Sarah Connor singles chronology
| "Just One Last Dance" (2004) | "Living to Love You" (2004) | "From Zero to Hero" (2005) |

= Living to Love You =

2004 single by Sarah Connor

"Living to Love You" is a song by German singer–songwriter Sarah Connor from her fourth studio album, Naughty but Nice (2005).
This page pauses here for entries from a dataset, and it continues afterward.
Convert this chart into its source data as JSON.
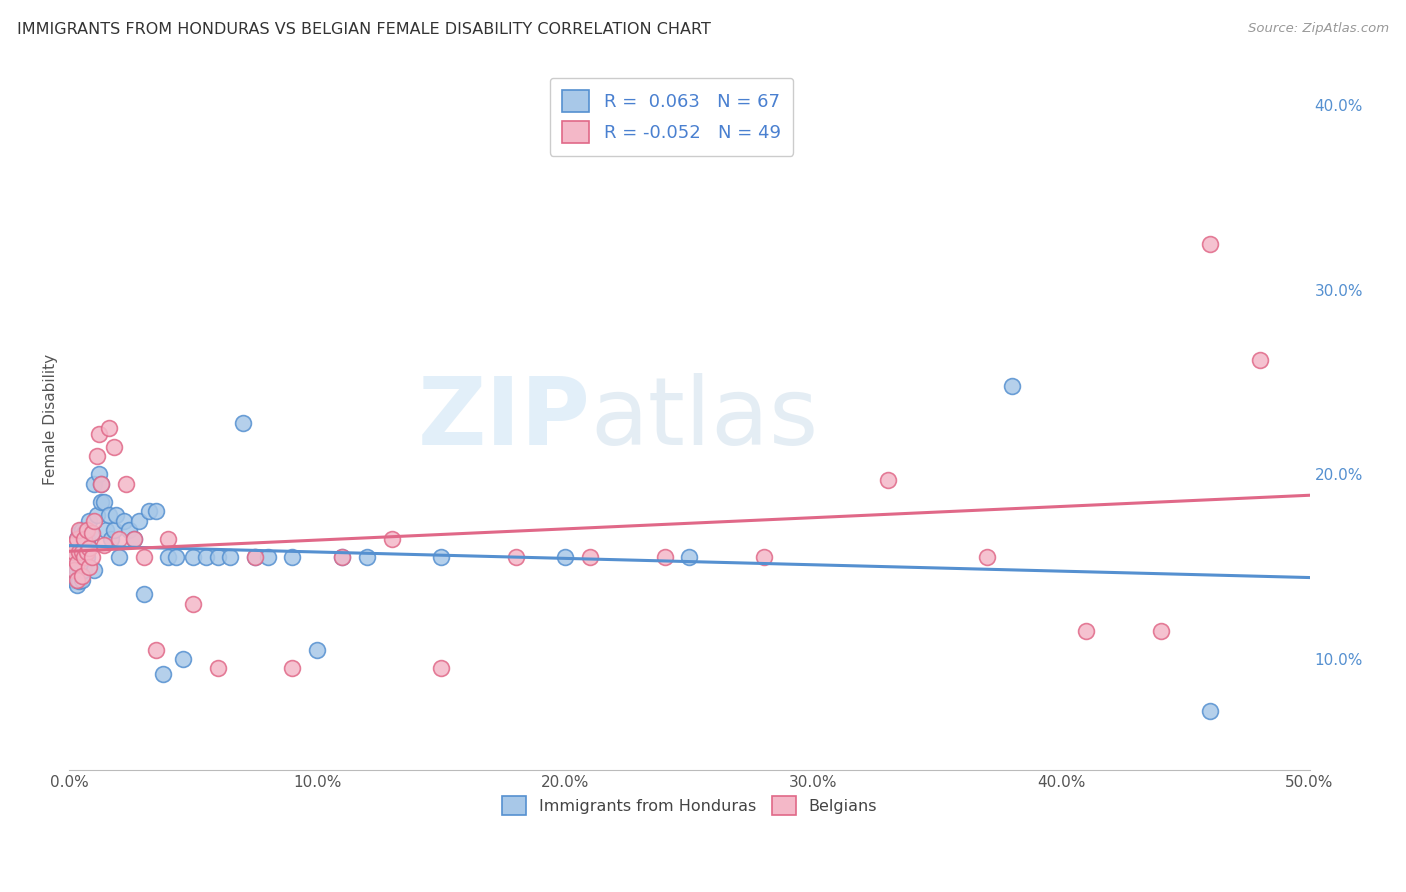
{
  "title": "IMMIGRANTS FROM HONDURAS VS BELGIAN FEMALE DISABILITY CORRELATION CHART",
  "source": "Source: ZipAtlas.com",
  "ylabel": "Female Disability",
  "xlim": [
    0.0,
    0.5
  ],
  "ylim": [
    0.04,
    0.42
  ],
  "xticks": [
    0.0,
    0.1,
    0.2,
    0.3,
    0.4,
    0.5
  ],
  "yticks_right": [
    0.1,
    0.2,
    0.3,
    0.4
  ],
  "ytick_labels_right": [
    "10.0%",
    "20.0%",
    "30.0%",
    "40.0%"
  ],
  "xtick_labels": [
    "0.0%",
    "10.0%",
    "20.0%",
    "30.0%",
    "40.0%",
    "50.0%"
  ],
  "color_blue": "#a8c8e8",
  "color_pink": "#f4b8c8",
  "line_blue": "#5590d0",
  "line_pink": "#e06888",
  "watermark_zip": "ZIP",
  "watermark_atlas": "atlas",
  "R1": 0.063,
  "N1": 67,
  "R2": -0.052,
  "N2": 49,
  "blue_x": [
    0.001,
    0.001,
    0.001,
    0.002,
    0.002,
    0.002,
    0.002,
    0.003,
    0.003,
    0.003,
    0.003,
    0.004,
    0.004,
    0.004,
    0.004,
    0.005,
    0.005,
    0.005,
    0.005,
    0.006,
    0.006,
    0.006,
    0.007,
    0.007,
    0.008,
    0.008,
    0.009,
    0.01,
    0.01,
    0.011,
    0.012,
    0.013,
    0.013,
    0.014,
    0.015,
    0.016,
    0.017,
    0.018,
    0.019,
    0.02,
    0.022,
    0.024,
    0.026,
    0.028,
    0.03,
    0.032,
    0.035,
    0.038,
    0.04,
    0.043,
    0.046,
    0.05,
    0.055,
    0.06,
    0.065,
    0.07,
    0.075,
    0.08,
    0.09,
    0.1,
    0.11,
    0.12,
    0.15,
    0.2,
    0.25,
    0.38,
    0.46
  ],
  "blue_y": [
    0.148,
    0.153,
    0.158,
    0.143,
    0.148,
    0.155,
    0.162,
    0.14,
    0.148,
    0.155,
    0.165,
    0.142,
    0.15,
    0.158,
    0.168,
    0.143,
    0.152,
    0.16,
    0.17,
    0.148,
    0.158,
    0.168,
    0.155,
    0.165,
    0.16,
    0.175,
    0.168,
    0.148,
    0.195,
    0.178,
    0.2,
    0.185,
    0.195,
    0.185,
    0.17,
    0.178,
    0.165,
    0.17,
    0.178,
    0.155,
    0.175,
    0.17,
    0.165,
    0.175,
    0.135,
    0.18,
    0.18,
    0.092,
    0.155,
    0.155,
    0.1,
    0.155,
    0.155,
    0.155,
    0.155,
    0.228,
    0.155,
    0.155,
    0.155,
    0.105,
    0.155,
    0.155,
    0.155,
    0.155,
    0.155,
    0.248,
    0.072
  ],
  "pink_x": [
    0.001,
    0.001,
    0.002,
    0.002,
    0.003,
    0.003,
    0.003,
    0.004,
    0.004,
    0.005,
    0.005,
    0.006,
    0.006,
    0.007,
    0.007,
    0.008,
    0.008,
    0.009,
    0.009,
    0.01,
    0.011,
    0.012,
    0.013,
    0.014,
    0.016,
    0.018,
    0.02,
    0.023,
    0.026,
    0.03,
    0.035,
    0.04,
    0.05,
    0.06,
    0.075,
    0.09,
    0.11,
    0.13,
    0.15,
    0.18,
    0.21,
    0.24,
    0.28,
    0.33,
    0.37,
    0.41,
    0.44,
    0.46,
    0.48
  ],
  "pink_y": [
    0.155,
    0.162,
    0.148,
    0.158,
    0.143,
    0.152,
    0.165,
    0.158,
    0.17,
    0.145,
    0.158,
    0.155,
    0.165,
    0.158,
    0.17,
    0.15,
    0.16,
    0.155,
    0.168,
    0.175,
    0.21,
    0.222,
    0.195,
    0.162,
    0.225,
    0.215,
    0.165,
    0.195,
    0.165,
    0.155,
    0.105,
    0.165,
    0.13,
    0.095,
    0.155,
    0.095,
    0.155,
    0.165,
    0.095,
    0.155,
    0.155,
    0.155,
    0.155,
    0.197,
    0.155,
    0.115,
    0.115,
    0.325,
    0.262
  ]
}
It was written and produced by Rob Tyger and Kay Denar and released as the album's lead single on 8 November 2004. The song reached number one in Germany and Switzerland, becoming Connor's third consecutive chart-topper on the German Singles Chart and fourth overall. "Living to Love You" was the 39th-best-selling single of 2004 and the 35-best-selling single of 2005 in Germany.

==Track listings==

CD single
| No. | Title | Writer(s) | Producer(s) | Length |
|---|---|---|---|---|
| 1. | "Living to Love You" (Single Version) | Rob Tyger; Kay Denar; | Tyger; Denar; | 4:19 |
| 2. | "Change" | Tyger; Denar; Shawn Casselle; | Tyger; Denar; | 3:36 |

Maxi-CD single
| No. | Title | Writer(s) | Producer(s) | Length |
|---|---|---|---|---|
| 1. | "Living to Love You" | Tyger; Denar; | Tyger; Denar; | 4:19 |
| 2. | "Living to Love You" (78BPM Mix) | Tyger; Denar; | Tyger; Denar; | 3:54 |
| 3. | "Living to Love You" (College Radio Version) | Tyger; Denar; | Tyger; Denar; | 4:19 |
| 4. | "Change" | Tyger; Denar; Casselle; | Tyger; Denar; | 3:36 |
| 5. | "CD Extra Part" |  |  |  |

== Personnel and credits ==
Credits adapted from the liner notes of Naughty but Nice.

- Sarah Connor – vocals
- Kay Denar – arranger, producer, writer
- George Glueck – executive producer
- Rob Tyger – arranger, producer, writer

==Charts==

===Weekly charts===

| Chart (2004) | Peak position |
|---|---|
| Austria (Ö3 Austria Top 40) | 2 |
| CIS Airplay (TopHit) | 149 |
| Europe (Eurochart Hot 100) | 6 |
| Germany (GfK) | 1 |
| Russia Airplay (TopHit) | 130 |
| Switzerland (Schweizer Hitparade) | 1 |

===Year-end charts===

| Chart (2004) | Position |
|---|---|
| Austria (Ö3 Austria Top 40) | 49 |
| Germany (Media Control GfK) | 39 |
| Switzerland (Schweizer Hitparade) | 58 |

| Chart (2005) | Position |
|---|---|
| Austria (Ö3 Austria Top 40) | 54 |
| Europe (Eurochart Hot 100) | 90 |
| Germany (Media Control GfK) | 35 |
| Switzerland (Schweizer Hitparade) | 17 |

==Certifications==

| Region | Certification | Certified units/sales |
| Germany (BVMI) | Gold | 150,000^{^} |
^{^} Shipments figures based on certification alone.